Supongo que los joyceanos serán los que se deslizarán con más familiaridad por las primeras páginas de este libro. No les sorprenderá encontrar allí a Cerruti a los diecisiete años de edad leyendo, en un bar del centro de Buenos Aires, el Ulises de Joyce y atascado en la página 40. Atascado hasta que el confortable murmullo del interior del bar es bruscamente interrumpido por el bochinche de una murga carnavalesca y de los gritos de la policía queriendo detenerla:
Fue ahí que me di cuenta: lo que leía en el Ulises estaba en la calle; no sé qué palabra fue, tal vez una frase, pero la encontré en el texto y luego tras la puerta del bar. Entonces supe que el Ulises había que leerlo dejando que la realidad que circundaba al lector lo penetrase.
Para los lectores de Joyce, ni falta les hace que este recuerdo venga anticipado por la etiqueta: «Entonces ocurre una epifanía personal que destraba algo. La anoto en la primera página del libro, dado que aún no tengo el hábito de llevar una libreta». Para el resto, en cambio, será una advertencia provechosa para anoticiarlos de la importancia heurística que tienen para los escritores, desde finales del siglo XIX, las metamorfosis poéticas o «momentos eucarísticos» que suelen suceder a partir de episodios menores de la vida ciudadana, como el de la murga. Prestar atención a su irrupción y anotarlos es un hábito y gesto corrientes, y si, hacia la edad de diecisiete años, Joyce también lo hacía, recopilando tales experiencias anodinas bajo el título de «siluetas» o «epifanías», fue por ser un escritor de su tiempo, no por una tara psicopatológica singularísima o trastornos de los fenómenos elementales del automatismo mental de Clérambault, como suele entenderse luego de leer a Lacan mencionando las epifanías joyceanas.

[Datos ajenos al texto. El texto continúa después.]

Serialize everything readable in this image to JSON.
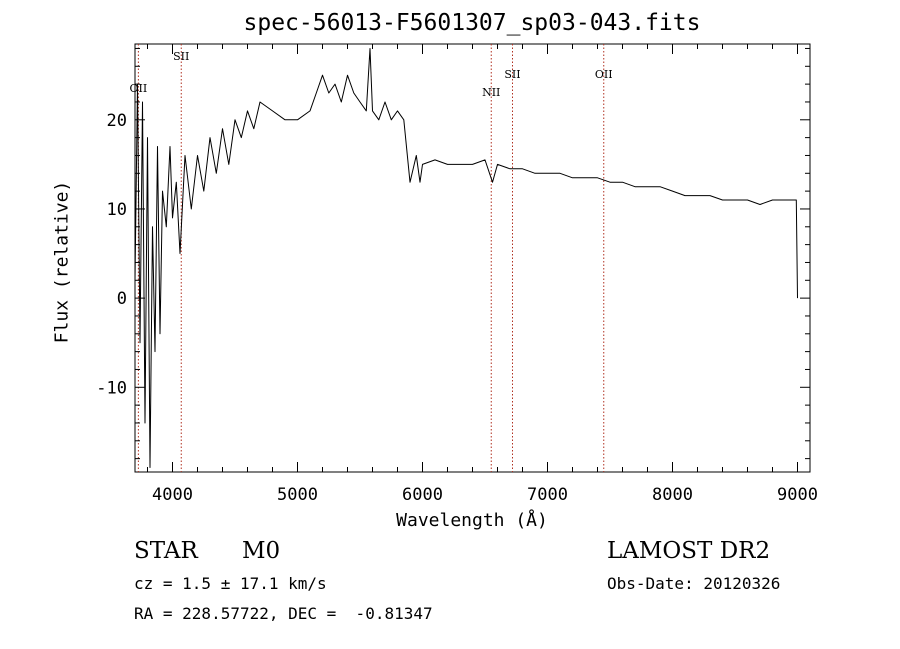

A los lectores de Joyce, además, no se les pasará por alto la posibilidad de que el recuerdo de Cerruti adolescente haya sufrido algún retoque para cobrar mayor significación. Consultarán seguramente la página 40 del Ulises en su edición más popular, la de Penguin Modern Classics, para encontrar una reveladora equivalencia. Allí aparece la tortuosa discusión, sobre el sentido de la historia, entre el joven profesor Stephen Dedalus y el director del colegio Mr. Deasy. El silencio de fondo de la elegante oficina de la dirección, donde conversan, se ve repentinamente interferido por un griterío procedente del patio de los alumnos. Stephen lo aprovecha para replicar que la historia de la humanidad no obedece a ningún designio providencial conservador, sino a irrupciones inopinadas: «Eso es Dios. Un grito en la calle», le dice a Mr. Deasy, señalando la ventana por donde entró el barullo.
No creo cometer una seria infidencia al señalar la clave de este guiño de Cerruti dirigido exclusivamente a la hermandad joyceana. Si, acaso, él retocó ligeramente su recuerdo, no lo hizo para engañar a lectores no advertidos, sino para mostrar, a los más curiosos, cómo se permite emplear otro artificio del saber hacer de Joyce, el de editar recuerdos, porque, subraya Cerruti: «el fin del artista y la verdad [biográfica] permanecen integrados a sus obras, o sea, cambian según la ficción lo requiere, y, a la vez, forman sus propuestas en acto».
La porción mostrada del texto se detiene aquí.